The job offers-to-seekers ratios of January in three disaster-stricken prefectures of Iwate, Miyagi and Fukushima were higher than the national average of 1.04, meaning there were 104 job offers for every 100 job seekers.
The ratios were 1.09 in Iwate Prefecture and 1.31 in Miyagi and Fukushima prefectures.
By prefecture, the ratio of Miyagi and Fukushima prefectures ranked seventh and that of Iwate 17th among the nation’s 47 prefectures.
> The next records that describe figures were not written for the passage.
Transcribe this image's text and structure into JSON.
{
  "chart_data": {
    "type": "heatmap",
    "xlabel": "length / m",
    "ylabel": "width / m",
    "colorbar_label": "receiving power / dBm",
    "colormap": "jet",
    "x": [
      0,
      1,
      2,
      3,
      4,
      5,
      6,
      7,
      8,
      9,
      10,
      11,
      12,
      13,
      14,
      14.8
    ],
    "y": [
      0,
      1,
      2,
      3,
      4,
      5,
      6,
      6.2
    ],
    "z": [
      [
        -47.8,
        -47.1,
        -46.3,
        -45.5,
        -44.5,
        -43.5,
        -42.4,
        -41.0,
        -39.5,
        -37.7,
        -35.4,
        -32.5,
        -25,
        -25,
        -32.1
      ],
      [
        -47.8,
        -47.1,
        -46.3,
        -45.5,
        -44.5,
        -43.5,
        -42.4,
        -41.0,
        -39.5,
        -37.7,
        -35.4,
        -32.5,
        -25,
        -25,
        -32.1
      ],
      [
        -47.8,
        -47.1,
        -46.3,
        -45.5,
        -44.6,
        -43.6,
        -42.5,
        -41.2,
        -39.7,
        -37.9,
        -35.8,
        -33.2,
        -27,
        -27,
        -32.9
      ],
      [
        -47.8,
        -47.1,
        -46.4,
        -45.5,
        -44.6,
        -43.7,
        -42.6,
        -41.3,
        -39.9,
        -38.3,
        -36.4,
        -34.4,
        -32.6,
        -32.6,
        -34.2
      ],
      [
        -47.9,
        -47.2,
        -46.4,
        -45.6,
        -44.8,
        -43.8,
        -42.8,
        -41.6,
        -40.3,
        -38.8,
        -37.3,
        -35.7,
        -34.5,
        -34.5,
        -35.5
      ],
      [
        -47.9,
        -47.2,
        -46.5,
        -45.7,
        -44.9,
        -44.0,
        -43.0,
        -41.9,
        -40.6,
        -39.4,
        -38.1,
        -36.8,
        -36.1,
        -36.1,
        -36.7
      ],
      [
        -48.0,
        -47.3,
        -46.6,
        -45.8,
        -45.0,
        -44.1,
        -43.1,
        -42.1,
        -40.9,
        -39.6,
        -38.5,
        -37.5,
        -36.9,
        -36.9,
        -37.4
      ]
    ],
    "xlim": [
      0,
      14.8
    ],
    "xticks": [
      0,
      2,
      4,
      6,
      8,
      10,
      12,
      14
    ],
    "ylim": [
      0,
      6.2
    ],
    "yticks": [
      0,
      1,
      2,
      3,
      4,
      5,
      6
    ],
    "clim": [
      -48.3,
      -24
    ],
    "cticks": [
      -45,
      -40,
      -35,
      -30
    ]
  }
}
According to the Miyagi Labor Bureau, the special procurement boom based on reconstruction projects favorably affected the prefecture’s ratio. In addition, emergency employment measures were conducted by the central government to create more than 20,000 jobs only in Miyagi Prefecture in fiscal 2013.
Consequently, the number of job seekers, which is the denominator in calculating the ratio, fell by 20 percent to 44,000 from the February 2011 figure, just before the March 11, 2011, disaster.
These factors boosted the job-offers-to-seekers ratio in the prefecture, the bureau said.
Similar job tendency is also seen in Iwate and Fukushima prefectures.
The figures show the unemployment problem seems to have been resolved, but new problems have also arisen—as the government’s employment measures had job seekers turning away from fisheries and other local industries.
“No matter how hard we recruit employees through Hello Work, we can’t get a sufficient number of people,” said Tadatoshi Oshima, 65, president of a marine products processing company in Kesennuma, Miyagi Prefecture.
The firm’s new plant, which is now under construction in the city, will start operation in September. It formerly employed about 100 people, but the number decreased by half after the disaster, and it remains at that level.
No more than one person in a month receives a job interview for the firm through the Hello Work public job placement offices. It remains uncertain when the company can solve its labor shortage, he said.
In Kesennuma, construction workers are now paid about ¥10,000 a day, and those who get a job via the government’s emergency employment program—such as patrolling temporary housing units—receive about ¥8,000 a day.
The daily wages are attractive for job seekers while the fishery processing firm pays about ¥6,000, observers said.
The Kesennuma Chamber of Commerce and Industry said that while local companies are beginning to be restored, the government’s emergency employment measures have begun to choke off the local key industries.